Не сумев вывернуть дубовую дверь из петель, Холявин и Сербан перехватили слегу, как таран. «Ать-два-три!» — ударили.
Тогда дверь распахнулась сама. Там стоял вооруженный шпагой Весельчак, за его спиной теснились слуги.
— Барыня почивать изволят, — объявил Весельчак и даже перевел на неведомый язык: — Дормире, грандире, волонтире. Вечером, судари, приходите и без дреколья-с!
— Прочь с дороги! — заявил распалившийся Холявин.
— Потише, господин, — миролюбиво ответил Весельчак, выдвигая ладонь, огромную, как печная заслонка.
— Не смей прикасаться! — закричал Холявин. — Ты знаешь, кто я?
— Да, да, ты знаешь, кто он? — поддержал его Антиох, который успел забраться вновь на дроги и раскрыть свой зонтик.
И поскольку ладонь Весельчака, словно некий пограничный столб, была отодвинута продвигавшимся Холявиным, лязгнула сталь клинков. Рядом с Холявиным встал Сербан. Антиох, как только дело дошло до драки, оставил свой зонтик и кинулся к товарищам, на ходу обнажая шпагу.
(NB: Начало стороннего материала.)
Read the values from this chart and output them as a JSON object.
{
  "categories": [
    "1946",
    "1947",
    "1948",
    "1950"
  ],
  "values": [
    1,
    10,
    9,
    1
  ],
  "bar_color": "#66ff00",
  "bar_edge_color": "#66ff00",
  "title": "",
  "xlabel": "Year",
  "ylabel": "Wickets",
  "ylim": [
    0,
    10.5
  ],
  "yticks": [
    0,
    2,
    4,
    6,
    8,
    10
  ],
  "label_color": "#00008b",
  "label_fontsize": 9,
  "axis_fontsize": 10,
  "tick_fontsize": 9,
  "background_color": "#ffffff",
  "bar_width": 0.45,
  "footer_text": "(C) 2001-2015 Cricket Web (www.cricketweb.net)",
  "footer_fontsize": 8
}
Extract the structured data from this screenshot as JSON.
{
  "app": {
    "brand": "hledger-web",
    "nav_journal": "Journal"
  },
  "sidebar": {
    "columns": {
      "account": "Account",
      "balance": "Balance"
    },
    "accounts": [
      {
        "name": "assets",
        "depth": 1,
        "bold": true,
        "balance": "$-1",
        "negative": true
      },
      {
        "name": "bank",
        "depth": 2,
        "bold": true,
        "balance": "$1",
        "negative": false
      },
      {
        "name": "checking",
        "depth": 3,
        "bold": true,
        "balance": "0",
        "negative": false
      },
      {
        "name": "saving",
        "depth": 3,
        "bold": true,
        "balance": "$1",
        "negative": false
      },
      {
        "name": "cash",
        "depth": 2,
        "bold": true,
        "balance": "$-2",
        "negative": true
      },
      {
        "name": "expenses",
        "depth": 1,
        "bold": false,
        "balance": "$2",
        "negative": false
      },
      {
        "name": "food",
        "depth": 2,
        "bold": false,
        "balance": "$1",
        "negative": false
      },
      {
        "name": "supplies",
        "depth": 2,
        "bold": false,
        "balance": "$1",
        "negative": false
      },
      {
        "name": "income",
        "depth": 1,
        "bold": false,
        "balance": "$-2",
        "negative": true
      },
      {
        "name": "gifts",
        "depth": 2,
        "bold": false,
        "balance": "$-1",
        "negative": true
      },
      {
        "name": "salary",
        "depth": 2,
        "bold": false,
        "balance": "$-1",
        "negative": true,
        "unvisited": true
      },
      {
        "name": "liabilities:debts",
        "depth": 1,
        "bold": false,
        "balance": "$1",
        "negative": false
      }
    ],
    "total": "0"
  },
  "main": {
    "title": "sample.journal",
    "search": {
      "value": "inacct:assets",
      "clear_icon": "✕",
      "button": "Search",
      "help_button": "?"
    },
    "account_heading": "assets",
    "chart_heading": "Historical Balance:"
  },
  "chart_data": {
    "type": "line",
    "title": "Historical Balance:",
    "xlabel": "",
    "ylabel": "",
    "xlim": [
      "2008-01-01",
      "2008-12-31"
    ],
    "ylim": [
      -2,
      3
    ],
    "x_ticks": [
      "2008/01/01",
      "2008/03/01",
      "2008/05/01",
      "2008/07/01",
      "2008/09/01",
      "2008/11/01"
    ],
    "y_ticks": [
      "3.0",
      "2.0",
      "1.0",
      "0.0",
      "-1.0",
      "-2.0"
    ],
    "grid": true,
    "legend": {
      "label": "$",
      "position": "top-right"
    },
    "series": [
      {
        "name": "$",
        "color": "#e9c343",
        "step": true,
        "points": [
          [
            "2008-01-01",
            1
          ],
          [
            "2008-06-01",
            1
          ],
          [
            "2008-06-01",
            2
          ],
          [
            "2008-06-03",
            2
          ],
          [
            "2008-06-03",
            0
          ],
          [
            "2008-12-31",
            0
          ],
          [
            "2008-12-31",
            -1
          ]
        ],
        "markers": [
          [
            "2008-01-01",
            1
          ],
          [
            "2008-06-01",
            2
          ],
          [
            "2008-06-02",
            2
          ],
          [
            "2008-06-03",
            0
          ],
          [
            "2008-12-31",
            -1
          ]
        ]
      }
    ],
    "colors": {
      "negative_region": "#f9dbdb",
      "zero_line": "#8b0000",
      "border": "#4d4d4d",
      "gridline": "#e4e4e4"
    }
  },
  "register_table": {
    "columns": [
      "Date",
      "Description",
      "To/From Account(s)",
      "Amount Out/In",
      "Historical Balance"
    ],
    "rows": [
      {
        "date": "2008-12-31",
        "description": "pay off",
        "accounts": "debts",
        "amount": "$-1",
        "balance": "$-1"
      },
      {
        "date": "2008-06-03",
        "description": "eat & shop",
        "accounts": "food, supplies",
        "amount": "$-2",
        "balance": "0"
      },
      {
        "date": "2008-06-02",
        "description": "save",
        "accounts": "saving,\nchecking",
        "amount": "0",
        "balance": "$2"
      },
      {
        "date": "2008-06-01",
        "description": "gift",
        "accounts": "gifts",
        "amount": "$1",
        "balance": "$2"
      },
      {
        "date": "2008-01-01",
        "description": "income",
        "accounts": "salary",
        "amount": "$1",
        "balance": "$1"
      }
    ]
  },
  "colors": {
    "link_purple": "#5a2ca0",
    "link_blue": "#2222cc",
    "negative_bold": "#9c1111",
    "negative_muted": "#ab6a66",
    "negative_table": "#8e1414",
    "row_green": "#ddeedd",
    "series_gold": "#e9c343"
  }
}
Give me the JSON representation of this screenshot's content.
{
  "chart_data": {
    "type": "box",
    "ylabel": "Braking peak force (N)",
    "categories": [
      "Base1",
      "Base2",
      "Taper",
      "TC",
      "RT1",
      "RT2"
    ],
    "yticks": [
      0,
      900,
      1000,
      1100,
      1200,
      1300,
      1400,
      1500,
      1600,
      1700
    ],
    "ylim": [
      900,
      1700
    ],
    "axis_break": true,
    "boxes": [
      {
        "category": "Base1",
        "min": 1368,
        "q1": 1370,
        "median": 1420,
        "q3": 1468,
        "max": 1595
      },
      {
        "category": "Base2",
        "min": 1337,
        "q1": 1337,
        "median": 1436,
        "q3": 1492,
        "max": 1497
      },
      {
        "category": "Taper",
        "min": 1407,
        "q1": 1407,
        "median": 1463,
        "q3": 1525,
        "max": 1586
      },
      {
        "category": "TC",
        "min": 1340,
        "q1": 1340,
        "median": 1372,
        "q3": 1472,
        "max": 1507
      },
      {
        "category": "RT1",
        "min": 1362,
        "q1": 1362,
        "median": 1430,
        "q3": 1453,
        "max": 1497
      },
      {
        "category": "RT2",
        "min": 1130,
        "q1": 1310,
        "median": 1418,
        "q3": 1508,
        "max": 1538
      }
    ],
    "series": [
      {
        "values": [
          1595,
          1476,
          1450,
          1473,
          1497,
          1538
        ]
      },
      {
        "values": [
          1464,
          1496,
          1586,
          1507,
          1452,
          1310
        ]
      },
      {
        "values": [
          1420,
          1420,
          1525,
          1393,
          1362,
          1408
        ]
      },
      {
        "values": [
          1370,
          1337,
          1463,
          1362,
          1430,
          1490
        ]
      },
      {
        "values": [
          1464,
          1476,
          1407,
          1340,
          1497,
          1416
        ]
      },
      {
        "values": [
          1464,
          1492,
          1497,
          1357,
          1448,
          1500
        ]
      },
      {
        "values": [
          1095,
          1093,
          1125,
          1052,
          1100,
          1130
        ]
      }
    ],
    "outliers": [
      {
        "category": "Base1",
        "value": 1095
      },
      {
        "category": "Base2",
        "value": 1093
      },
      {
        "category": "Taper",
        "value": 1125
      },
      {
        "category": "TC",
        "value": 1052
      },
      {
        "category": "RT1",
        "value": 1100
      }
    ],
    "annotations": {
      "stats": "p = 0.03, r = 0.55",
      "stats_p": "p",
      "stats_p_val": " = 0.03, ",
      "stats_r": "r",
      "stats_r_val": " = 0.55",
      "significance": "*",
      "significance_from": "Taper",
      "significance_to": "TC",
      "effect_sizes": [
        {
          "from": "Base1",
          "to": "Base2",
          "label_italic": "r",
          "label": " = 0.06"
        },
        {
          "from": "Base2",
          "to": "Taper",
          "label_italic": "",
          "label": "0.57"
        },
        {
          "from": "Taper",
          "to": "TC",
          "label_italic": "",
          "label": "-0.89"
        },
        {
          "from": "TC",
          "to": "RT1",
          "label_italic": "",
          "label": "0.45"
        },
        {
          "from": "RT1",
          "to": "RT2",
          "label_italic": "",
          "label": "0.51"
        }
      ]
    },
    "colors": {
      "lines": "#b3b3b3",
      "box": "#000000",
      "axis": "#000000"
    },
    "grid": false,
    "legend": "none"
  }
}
— Сейчас станут звать полицию, — сказал встревоженный Курицын. — А что сделаем мы?
— Эти не станут звать полицию, — ответил Девиер, смеясь. — А полиция у них кто? Купленный-перекупленный Курицын?
В сенях полнощного вертепа вовсю звенела сталь.
— Сии противники нам ведомы! — вскричал Холявин, отражая выпад. — Не давеча ли у канала?…
— Оп-па! — Сербан серией ловких маневров загнал в глубь дома громадину гайдука.
— И дерутся по-воровски! — вторил ему Холявин, гоня шпагой сразу двух слуг.
— Сражение переместилось внутрь, — сказал генерал-полицеймейстер, опуская отогнутую ветку клена. — Но мы подождем.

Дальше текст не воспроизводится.